Capability Development – Upskill / Re-skill
When considering the options to fill a vacancy, existing employees should be considered as a priority. After assessing organisational requirements, it is possible that the new positions or tasks could be filled by existing employees and require limited training or up-skilling.
Promoting and developing internally allows the company to ensure capacity and capabilities are aligned closely to the company’s needs. Existing company knowledge and relationships allow newly promoted staff to be effective quickly. Depending on how new tasks are structured, existing staff will become more effective in cross function project teams, or on short term secondment.
Retention strategies are also supported by internal capacity building, as a lack of development opportunities is one of the biggest reasons employees leave.
As business strategies change and new future capabilities are required, the shortage of skilled workers makes re-skilling the existing workforce the most cost effective and efficient option.

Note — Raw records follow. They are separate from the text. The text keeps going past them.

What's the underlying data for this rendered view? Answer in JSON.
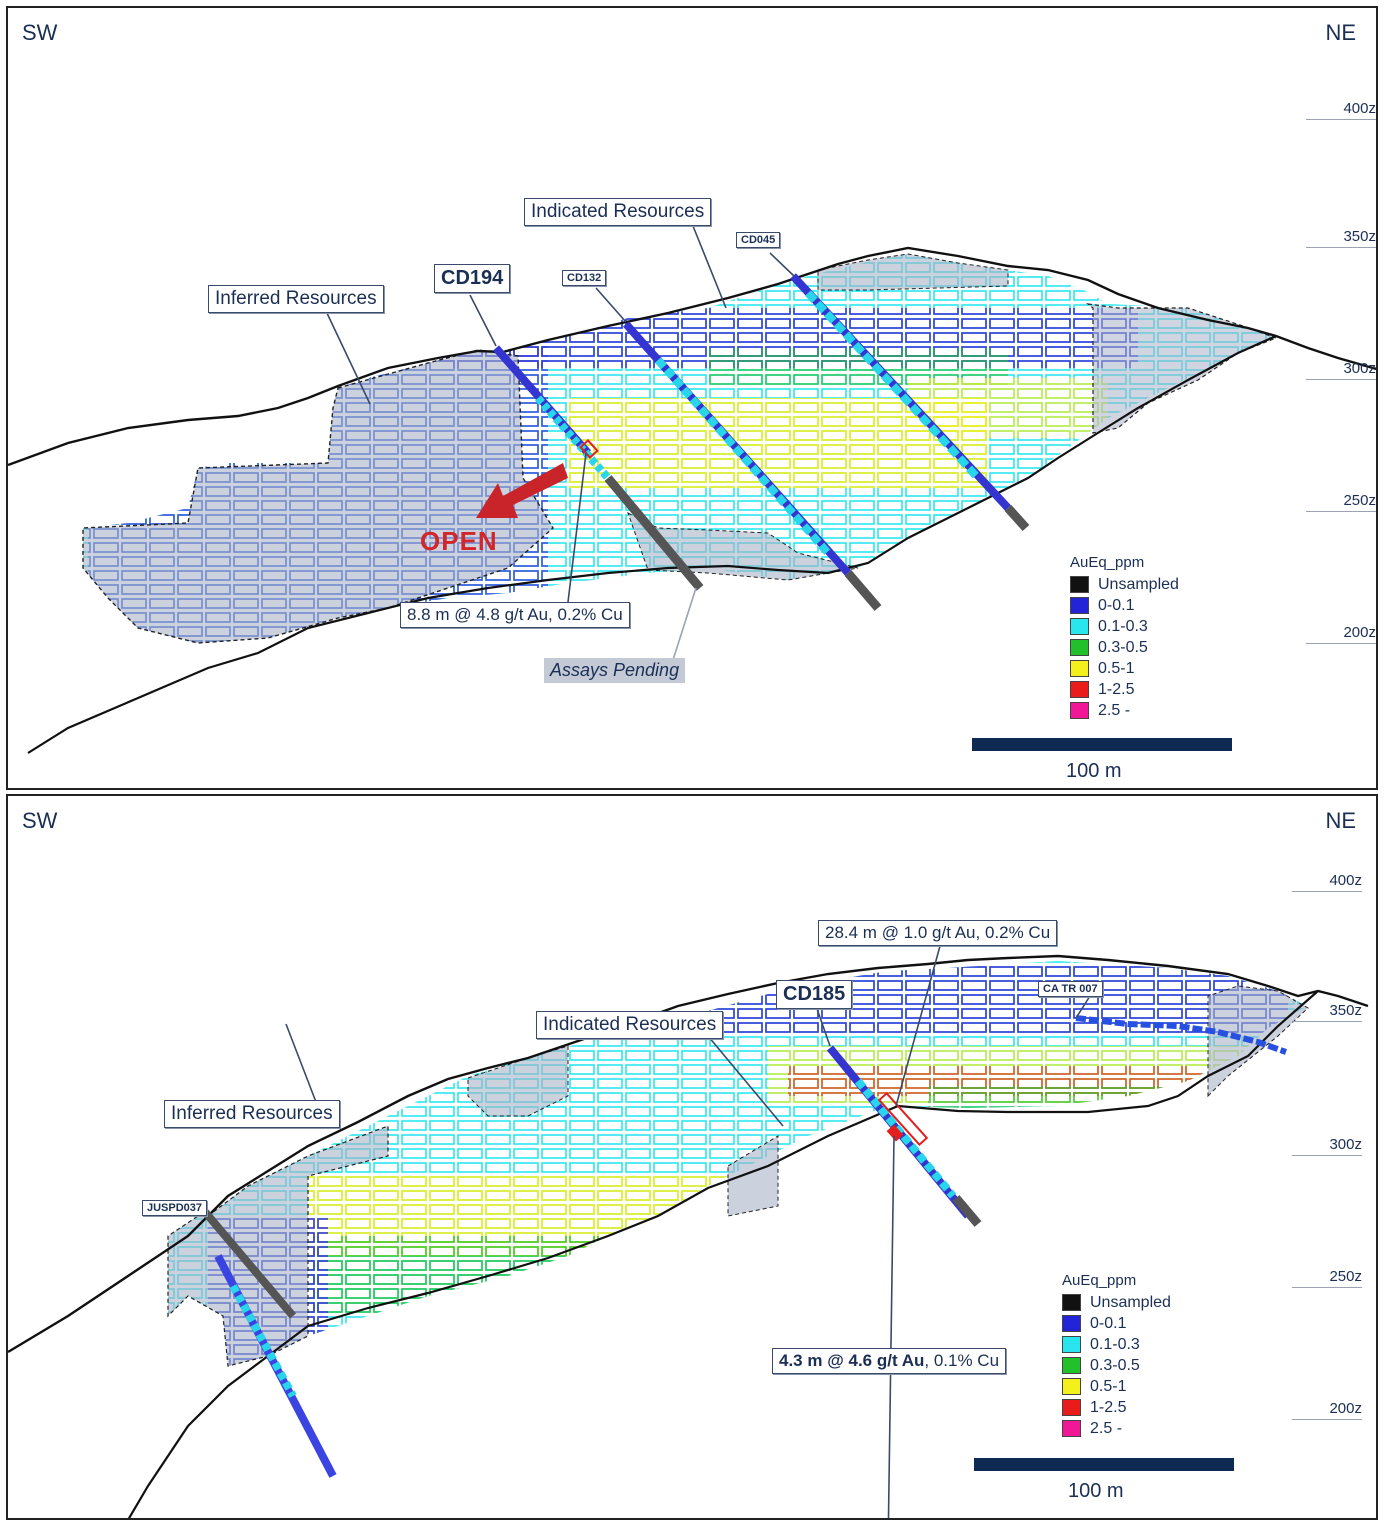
{
  "colors": {
    "unsampled": "#111111",
    "b0": "#2323d8",
    "b1": "#29e6ee",
    "b2": "#22c02a",
    "b3": "#f3f01c",
    "b4": "#ea1b1b",
    "b5": "#f01896",
    "inferred_fill": "#aab2c8",
    "dark_blue": "#0f2a52",
    "open_red": "#d3262a"
  },
  "top_panel": {
    "dir_left": "SW",
    "dir_right": "NE",
    "elevations": [
      "400z",
      "350z",
      "300z",
      "250z",
      "200z"
    ],
    "labels": {
      "inferred": "Inferred Resources",
      "indicated": "Indicated Resources",
      "hole_main": "CD194",
      "hole_b": "CD132",
      "hole_c": "CD045",
      "intercept": "8.8 m @ 4.8 g/t Au, 0.2% Cu",
      "pending": "Assays Pending",
      "open": "OPEN"
    },
    "legend": {
      "title": "AuEq_ppm",
      "items": [
        {
          "label": "Unsampled",
          "color": "#111111"
        },
        {
          "label": "0-0.1",
          "color": "#2323d8"
        },
        {
          "label": "0.1-0.3",
          "color": "#29e6ee"
        },
        {
          "label": "0.3-0.5",
          "color": "#22c02a"
        },
        {
          "label": "0.5-1",
          "color": "#f3f01c"
        },
        {
          "label": "1-2.5",
          "color": "#ea1b1b"
        },
        {
          "label": "2.5 -",
          "color": "#f01896"
        }
      ]
    },
    "scale_label": "100  m"
  },
  "bottom_panel": {
    "dir_left": "SW",
    "dir_right": "NE",
    "elevations": [
      "400z",
      "350z",
      "300z",
      "250z",
      "200z"
    ],
    "labels": {
      "inferred": "Inferred Resources",
      "indicated": "Indicated Resources",
      "hole_main": "CD185",
      "hole_b": "JUSPD037",
      "hole_c": "CA TR 007",
      "intercept_a": "28.4 m @ 1.0 g/t Au, 0.2% Cu",
      "intercept_b_bold": "4.3 m @ 4.6 g/t Au",
      "intercept_b_rest": ", 0.1% Cu"
    },
    "legend": {
      "title": "AuEq_ppm",
      "items": [
        {
          "label": "Unsampled",
          "color": "#111111"
        },
        {
          "label": "0-0.1",
          "color": "#2323d8"
        },
        {
          "label": "0.1-0.3",
          "color": "#29e6ee"
        },
        {
          "label": "0.3-0.5",
          "color": "#22c02a"
        },
        {
          "label": "0.5-1",
          "color": "#f3f01c"
        },
        {
          "label": "1-2.5",
          "color": "#ea1b1b"
        },
        {
          "label": "2.5 -",
          "color": "#f01896"
        }
      ]
    },
    "scale_label": "100  m"
  }
}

While it is likely a company will not have all the skills and knowledge it needs internally and will need to acquire new capabilities. There are plenty of ways to do this, one way is to hire in a new permanent employee, another is to bringing in a qualified ‘retired’ professionals and task them with up-skilling existing employees. The second option is particularly useful when a company needs to ‘rediscover’ lost knowledge and capabilities.

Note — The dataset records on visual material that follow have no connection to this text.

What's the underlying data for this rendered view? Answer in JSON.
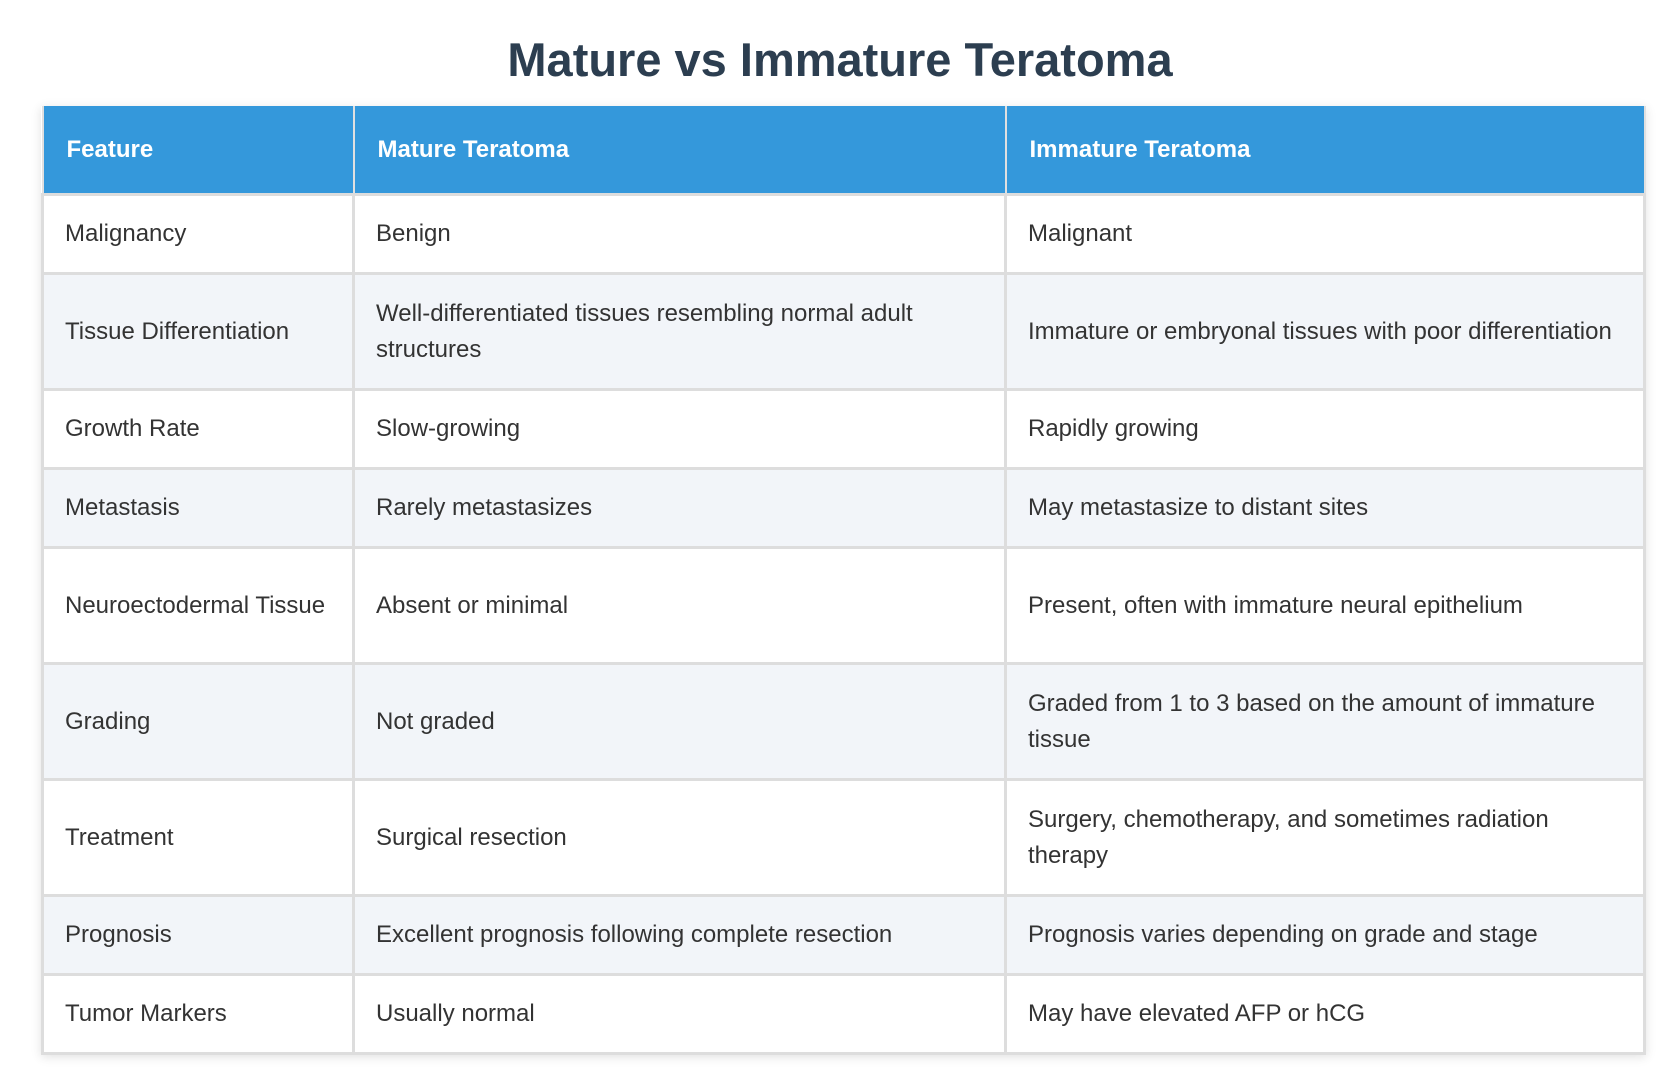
{
  "title": "Mature vs Immature Teratoma",
  "table": {
    "headers": [
      "Feature",
      "Mature Teratoma",
      "Immature Teratoma"
    ],
    "rows": [
      {
        "feature": "Malignancy",
        "mature": "Benign",
        "immature": "Malignant"
      },
      {
        "feature": "Tissue Differentiation",
        "mature": "Well-differentiated tissues resembling normal adult structures",
        "immature": "Immature or embryonal tissues with poor differentiation"
      },
      {
        "feature": "Growth Rate",
        "mature": "Slow-growing",
        "immature": "Rapidly growing"
      },
      {
        "feature": "Metastasis",
        "mature": "Rarely metastasizes",
        "immature": "May metastasize to distant sites"
      },
      {
        "feature": "Neuroectodermal Tissue",
        "mature": "Absent or minimal",
        "immature": "Present, often with immature neural epithelium"
      },
      {
        "feature": "Grading",
        "mature": "Not graded",
        "immature": "Graded from 1 to 3 based on the amount of immature tissue"
      },
      {
        "feature": "Treatment",
        "mature": "Surgical resection",
        "immature": "Surgery, chemotherapy, and sometimes radiation therapy"
      },
      {
        "feature": "Prognosis",
        "mature": "Excellent prognosis following complete resection",
        "immature": "Prognosis varies depending on grade and stage"
      },
      {
        "feature": "Tumor Markers",
        "mature": "Usually normal",
        "immature": "May have elevated AFP or hCG"
      }
    ]
  }
}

- Before hiring externally, assess internal skills and consider up-skilling or reskilling.
- Maintain a skills / capability database and have an active talent management plan.

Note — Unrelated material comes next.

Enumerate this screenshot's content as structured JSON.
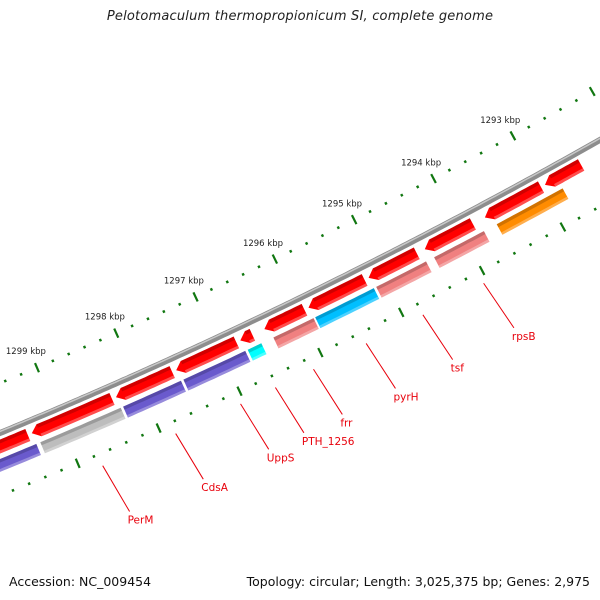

- Consider employee career or development wants, assess how that fits into corporate plan and look at active development of new capabilities.
An E.L Blue client had ‘forgotten’ its manufacturing roots, and needed to rebuild this capacity to meet its strategic goals. After extensive assessment, it was decided to blend old with new, and to ‘train-up’ a couple of modern manufacturing young guns under the tutelage of ‘retired’ old school manufacturing professionals. This approach provided an intense transfer of knowledge and a quick rebuild of company capabilities.
Instead of keeping positions vacant, assess existing employees and consider devloping them for the future.
Back-fill – continuing to build capacity
In the first two steps we have changed tasking and responsibilities and up-skilled existing staff to take on these responsibilities. These activities will either ‘promote’ or move staff away from existing tasks, this will result in vacancies that need to filled. The expectation is that the roles and responsibilities to be back-filled will require less skilled or qualified talent, and hence be easier and cheaper to recruit.
- Hire for potential and longevity, with future needs in mind.
- Highlight career / job development when recruiting. Use internal cases as examples.
- Be constantly on the lookout for potential junior hires.
E.L Blue worked with a client to undertake organisational design, which allowed the client to training and promote existing staff to fill roles they had been unable to fill. The vacancies left by the promotions and changes were able to be replaced quickly and cost effectively.
Whats old is new again
This is not new and historically companies have developed their talent internally. However this is often regarded as a slow, involved and expensive process, an many companies require quick results that replacing ‘like for like’ or bringing in new blood can bring.
Given the difficulty of replacing ‘like for like’ talent, it is a case of ‘what’s old is new again’ and businesses have to reconsider talent development and capacity building.